Tuesday morning, Efficient Collaborative Retail Marketing (ECRM) announced the acquisition of tech company RangeMe, a software that allows buyers to discover new CPG products. Terms of the deal were not disclosed.
Previously RangeMe raised $4 million in a seed round of funding. Buyers from retailers such as Target, Whole Foods Market,, Ahold, The Fresh Market, Jet.com, 7-Eleven and Sam’s Club all use RangeMe for a combination of inbound product submissions and product discovery. Over 1,200 retailers utilize at least one of ECRM’s offerings, which include offering brands the opportunity to connect with buyers at 1-on-1 meetings.
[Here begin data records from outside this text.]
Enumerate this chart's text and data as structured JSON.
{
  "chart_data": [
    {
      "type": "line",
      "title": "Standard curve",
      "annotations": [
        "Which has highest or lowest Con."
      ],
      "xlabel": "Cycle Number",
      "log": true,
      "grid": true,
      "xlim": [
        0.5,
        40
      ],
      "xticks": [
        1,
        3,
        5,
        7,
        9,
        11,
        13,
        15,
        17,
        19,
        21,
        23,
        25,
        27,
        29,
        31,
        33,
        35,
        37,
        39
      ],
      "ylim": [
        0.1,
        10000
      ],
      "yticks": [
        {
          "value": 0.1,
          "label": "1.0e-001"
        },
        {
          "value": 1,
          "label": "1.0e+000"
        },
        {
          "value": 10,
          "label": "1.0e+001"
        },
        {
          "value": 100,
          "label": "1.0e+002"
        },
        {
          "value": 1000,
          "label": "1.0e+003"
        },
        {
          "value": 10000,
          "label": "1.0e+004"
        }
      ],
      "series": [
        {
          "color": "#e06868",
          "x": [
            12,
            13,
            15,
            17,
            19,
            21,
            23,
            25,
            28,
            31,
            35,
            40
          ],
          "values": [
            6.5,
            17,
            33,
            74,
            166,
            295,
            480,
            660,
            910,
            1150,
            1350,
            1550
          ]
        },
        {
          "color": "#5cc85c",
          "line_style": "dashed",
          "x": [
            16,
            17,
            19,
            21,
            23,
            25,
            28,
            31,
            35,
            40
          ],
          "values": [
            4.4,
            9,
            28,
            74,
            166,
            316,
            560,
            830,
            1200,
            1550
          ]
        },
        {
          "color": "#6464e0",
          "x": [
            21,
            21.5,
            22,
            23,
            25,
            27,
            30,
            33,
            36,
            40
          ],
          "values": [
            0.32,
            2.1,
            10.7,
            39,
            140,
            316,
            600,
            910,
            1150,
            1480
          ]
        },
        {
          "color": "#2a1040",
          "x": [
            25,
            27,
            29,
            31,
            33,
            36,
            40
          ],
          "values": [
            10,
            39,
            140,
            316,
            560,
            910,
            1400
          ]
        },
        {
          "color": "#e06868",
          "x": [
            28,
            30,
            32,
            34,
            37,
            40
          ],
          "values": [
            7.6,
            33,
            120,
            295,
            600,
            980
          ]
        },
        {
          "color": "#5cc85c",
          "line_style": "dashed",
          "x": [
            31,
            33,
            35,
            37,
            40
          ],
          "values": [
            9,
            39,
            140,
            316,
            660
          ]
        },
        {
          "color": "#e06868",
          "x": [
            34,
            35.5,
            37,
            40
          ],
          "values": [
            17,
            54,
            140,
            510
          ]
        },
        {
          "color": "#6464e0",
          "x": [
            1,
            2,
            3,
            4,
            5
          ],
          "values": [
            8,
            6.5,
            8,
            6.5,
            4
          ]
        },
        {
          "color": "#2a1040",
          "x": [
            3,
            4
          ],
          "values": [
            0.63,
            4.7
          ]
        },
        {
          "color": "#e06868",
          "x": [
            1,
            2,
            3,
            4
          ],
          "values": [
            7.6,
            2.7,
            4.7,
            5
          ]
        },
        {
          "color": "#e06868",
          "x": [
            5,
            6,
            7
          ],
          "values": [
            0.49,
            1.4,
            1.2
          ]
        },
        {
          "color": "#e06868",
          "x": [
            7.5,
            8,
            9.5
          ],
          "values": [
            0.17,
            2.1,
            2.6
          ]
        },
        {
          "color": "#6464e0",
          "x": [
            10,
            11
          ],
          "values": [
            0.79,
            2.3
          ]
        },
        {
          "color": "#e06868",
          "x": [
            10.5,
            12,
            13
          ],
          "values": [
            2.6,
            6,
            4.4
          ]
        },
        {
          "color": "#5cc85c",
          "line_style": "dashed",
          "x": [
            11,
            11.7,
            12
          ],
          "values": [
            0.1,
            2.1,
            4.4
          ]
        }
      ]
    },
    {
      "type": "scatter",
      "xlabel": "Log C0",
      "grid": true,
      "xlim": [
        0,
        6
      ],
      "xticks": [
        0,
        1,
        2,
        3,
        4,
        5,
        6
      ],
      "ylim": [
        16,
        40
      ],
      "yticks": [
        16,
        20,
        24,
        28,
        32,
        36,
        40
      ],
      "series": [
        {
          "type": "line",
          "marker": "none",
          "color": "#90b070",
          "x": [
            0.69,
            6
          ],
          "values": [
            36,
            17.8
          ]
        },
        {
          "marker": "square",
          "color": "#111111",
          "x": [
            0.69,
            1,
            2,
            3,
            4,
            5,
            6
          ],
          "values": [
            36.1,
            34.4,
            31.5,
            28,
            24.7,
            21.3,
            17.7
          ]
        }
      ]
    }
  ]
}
As part of the deal, both Jackson and her team will remain on with the company. The headquarters for RangeMe will remain in San Francisco, California, and not relocate to ECRM’s headquarters in Solon, Ohio. RangeMe will also continue to support its overseas retailers and producers.
Greg Farrar, ECRM CEO, told NOSH he thinks the acquisition will offer a new way for brands and buyers to come together.
“We’re excited because we have the same view of the marketplace, the same view of our customers, the same view of focus in terms of how we want to serve the market… and it really tremendously enriches our value proposition,” Farrar said . “Our mission has always been to help both sets of customers make their buying process and work flows more efficient and more effective. The addition of RangeMe is going to enable us to do that in a more comprehensive way, a more granular way and really provide a lot more value.”
The two companies originally connected in 2015 as RangeMe was getting ready to expand from Australia into the US market. Then last year, as RangeMe CEO and founder Nicky Jackson resumed talks with Farrar about a potential partnership, she said the idea of an acquisition was raised “unsolicited.”
While RangeMe considered looking for more investment, Jackson said it was hard to find VC’s who “spoke the same language” as RangeMe, and understood the pain points of retail buyers and CPG producers. While RangeMe was not seeking acquisition, Jackson told NOSH, she realized the ability to be part of ECRM would allow the brand to become more nimble and scale faster.
“The benefit of having ECRM behind us, is that we have a company that speaks a common language. Through their support and sharing of resources, we’re going to accelerate much quicker than ever before,” Jackson said.
While brands can connect with buyers online, Jackson noted that at some point there generally still needs to be an offline meeting to allow the product to be tasted, touched and discussed, which ECRM now allows RangeMe to do.
This isn’t ECRM’s first move into tech. The company provides some analytics tools and has a software suite that helps manufacturers and buyers connect both before and after its events. ECRM founder Charlie Bowlus was quick to embrace technological offerings, Farrar said, and this acquisition will allow the brand to continue building upon his legacy and goals.
“RangeMe is really going to complete our transition to a business services solution provider with the technology and capabilities that they bring,” Farrar said.
Founded in 1994, ECRM received a majority investment from BV Investment Partners in 2013, after Bowlus passed away. As part of the investment, BV brought Farrar onboard to run the company. Then in 2016 BV sold its shares in ECRM to Snow Phipps Group.Farrar noted that the backing of Snow Phipps will allow ECRM and RangeMe to scale and grow their opportunities.
Still, said Jackson, while the deal may benefit both companies, at the end of the day, the real benefit will be for consumers.
“It’s all about delivering the best possible products to the consumer by working with both the manufacturers and the retailers, and helping simplify and expedite that process,” Jackson said. “[But] out of all of us, who’s going to win out is the consumer. They’re going to be able to see on the shelf a lot better assortment, a lot better mix of products.”